METHYLPHENIDATE-INDUCED DIFFUSE MACULOPAPULAR RASH
An 11-year-old male with no known drug allergies experienced a few episodes of skin eruptions possibly related to food. He also experienced several episodes of itching and mild and local skin eruptions on his arms and chest. These episodes were considered psychological by his dermatologist and pediatrician due to his history of social and generalized anxiety. The patient was initiated on sertraline 25 mg daily for his anxiety; he received this dosage for 3 months without any significant side effects. His sertraline dosage was subsequently increased to 50 mg daily, and it was tolerated well by the patient except for itching and mild skin eruptions on his arms and upper chest. His sertraline was discontinued at this time. For the next month, the patient did not experience skin eruptions.

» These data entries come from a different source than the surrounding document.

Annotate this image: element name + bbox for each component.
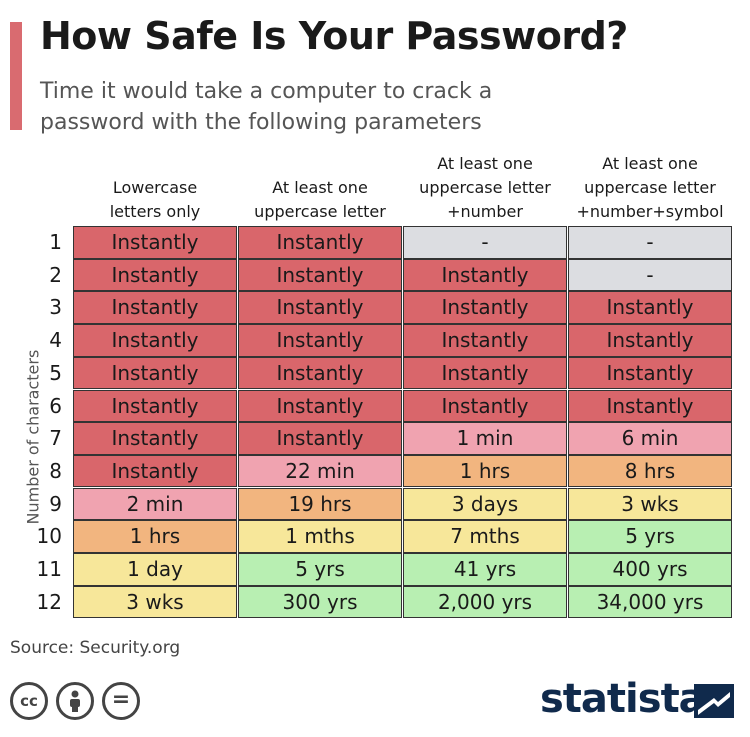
column-header-line: At least one [272, 178, 368, 197]
by-attribution-icon [56, 682, 94, 720]
table-cell: Instantly [403, 356, 567, 390]
table-cell: Instantly [73, 226, 237, 259]
table-cell: 5 yrs [238, 553, 402, 586]
column-header: At least one uppercase letter [238, 176, 402, 224]
table-cell: 41 yrs [403, 553, 567, 586]
table-cell: Instantly [403, 324, 567, 357]
table-cell: Instantly [238, 226, 402, 259]
row-label: 2 [49, 262, 62, 287]
table-cell: Instantly [73, 356, 237, 390]
table-cell: - [403, 226, 567, 259]
column-header-line: +number [447, 202, 523, 221]
row-label: 6 [49, 393, 62, 418]
table-cell: 6 min [568, 422, 732, 455]
row-label: 5 [49, 360, 62, 385]
row-label: 9 [49, 491, 62, 516]
table-cell: Instantly [73, 291, 237, 324]
row-label: 3 [49, 295, 62, 320]
table-cell: 5 yrs [568, 520, 732, 553]
table-cell: 400 yrs [568, 553, 732, 586]
column-header-line: uppercase letter [254, 202, 386, 221]
column-header-line: uppercase letter [584, 178, 716, 197]
table-cell: Instantly [568, 324, 732, 357]
table-cell: 22 min [238, 454, 402, 488]
table-cell: Instantly [403, 291, 567, 324]
column-header: Lowercase letters only [73, 176, 237, 224]
table-cell: 19 hrs [238, 487, 402, 521]
person-icon [70, 690, 80, 712]
cc-glyph: cc [20, 692, 38, 710]
table-cell: Instantly [238, 356, 402, 390]
table-cell: Instantly [73, 258, 237, 292]
table-cell: 2 min [73, 487, 237, 521]
accent-bar [10, 22, 22, 130]
table-cell: 1 hrs [403, 454, 567, 488]
column-header: At least one uppercase letter +number+symb… [568, 152, 732, 224]
table-cell: Instantly [73, 389, 237, 422]
column-header-line: At least one [602, 154, 698, 173]
table-cell: Instantly [403, 389, 567, 422]
row-label: 11 [36, 557, 62, 581]
table-cell: Instantly [238, 324, 402, 357]
cc-icon: cc [10, 682, 48, 720]
table-cell: Instantly [568, 389, 732, 422]
column-header-line: uppercase letter [419, 178, 551, 197]
table-cell: - [568, 258, 732, 292]
table-cell: 1 mths [238, 520, 402, 553]
row-label: 8 [49, 458, 62, 483]
table-cell: 8 hrs [568, 454, 732, 488]
table-cell: Instantly [238, 389, 402, 422]
row-label: 7 [49, 426, 62, 451]
table-cell: 1 day [73, 553, 237, 586]
table-cell: Instantly [238, 291, 402, 324]
table-cell: - [568, 226, 732, 259]
row-label: 12 [36, 589, 62, 614]
table-cell: Instantly [568, 291, 732, 324]
column-header-line: At least one [437, 154, 533, 173]
table-cell: Instantly [568, 356, 732, 390]
table-cell: Instantly [238, 258, 402, 292]
table-cell: 3 days [403, 487, 567, 521]
table-cell: Instantly [238, 422, 402, 455]
table-cell: 34,000 yrs [568, 585, 732, 619]
row-label: 10 [36, 524, 62, 549]
table-cell: Instantly [73, 422, 237, 455]
table-cell: Instantly [73, 324, 237, 357]
column-header-line: +number+symbol [576, 202, 724, 221]
row-label: 4 [49, 328, 62, 353]
source-note: Source: Security.org [10, 638, 181, 658]
column-header-line: letters only [109, 202, 201, 221]
row-label: 1 [49, 230, 62, 254]
column-header: At least one uppercase letter +number [403, 152, 567, 224]
table-cell: 3 wks [73, 585, 237, 619]
table-cell: Instantly [403, 258, 567, 292]
table-cell: 1 hrs [73, 520, 237, 553]
no-derivatives-icon: = [102, 682, 140, 720]
table-cell: 7 mths [403, 520, 567, 553]
statista-logo: statista [540, 676, 706, 722]
table-cell: Instantly [73, 454, 237, 488]
page-title: How Safe Is Your Password? [40, 14, 628, 58]
column-header-line: Lowercase [112, 178, 198, 197]
table-cell: 300 yrs [238, 585, 402, 619]
table-cell: 2,000 yrs [403, 585, 567, 619]
table-cell: 1 min [403, 422, 567, 455]
equals-glyph: = [111, 687, 131, 712]
table-cell: 3 wks [568, 487, 732, 521]
statista-mark-icon [694, 684, 734, 718]
page-subtitle: Time it would take a computer to crack a… [40, 79, 493, 135]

It was reported that the patient was having trouble in school mainly related to attention issues. The patient's most recent episode of itching and mild local skin eruptions was considered to be stress related. Therefore sertraline 50 mg daily was restarted and methylphenidate 27 mg daily was also initiated for his attention deficit disorder. Over the next 4 months, the patient's anxiety and attention problems had moderate improvement and he did not experience any significant adverse effects. His methylphenidate dosage was increased to 54 mg daily. After 1 week at this new dosage, the patient developed a nonpruritic maculopapular skin rash on his face and chest and then the rash spread all over his body within 1 day. The patient's sertraline and methylphenidate were discontinued at this time. The patient's rash was treated with a short-term antihistamine and steroid and resolved within 10 days.
Kaya and Coskun conducted a literature search to investigate the types of skin eruptions that have been reported with the use of methylphenidate. They note that case reports have included pruritic maculopapular, pruritic raised edematous circular shaped, fixed drug eruption, exanthematous pustulosis, and exfoliative dermatitis. By comparison, their patient developed a nonpruritic diffuse rash that included the face, neck, trunk, back, arms, and legs. The authors also completed a Naranjo scale to assess the probability that methylphenidate caused the rash; the case scored a 7 out of 10, which indicates probable causality. During the course of their literature search, they uncovered one case report (Coskun et al) that noted a patient who did not experience a skin rash with immediate release methylphenidate, however the patient experienced a rash with an extended-release formulation. The extended-release formulation was an osmotic controlled release oral delivery system (OROS) formulation, such as the one utilized by Concerta. They note that the OROS formulation contains more than 10 excipients that are not present in the immediate release formulation, and these may be the cause of the adverse reaction.
Coskun M, Tutkunkardas MD, Zoroglu S. OROS methylphenidate-induced skin eruptions. J Child Adolesc Psychopharmacol. 2009; 19:593-594.
Kaya I, Coskun M. Diffuse maculopapular rash with increasing dosage of methylphenidate. J Clin Psychopharmacol. 2016; 36(1):106-107.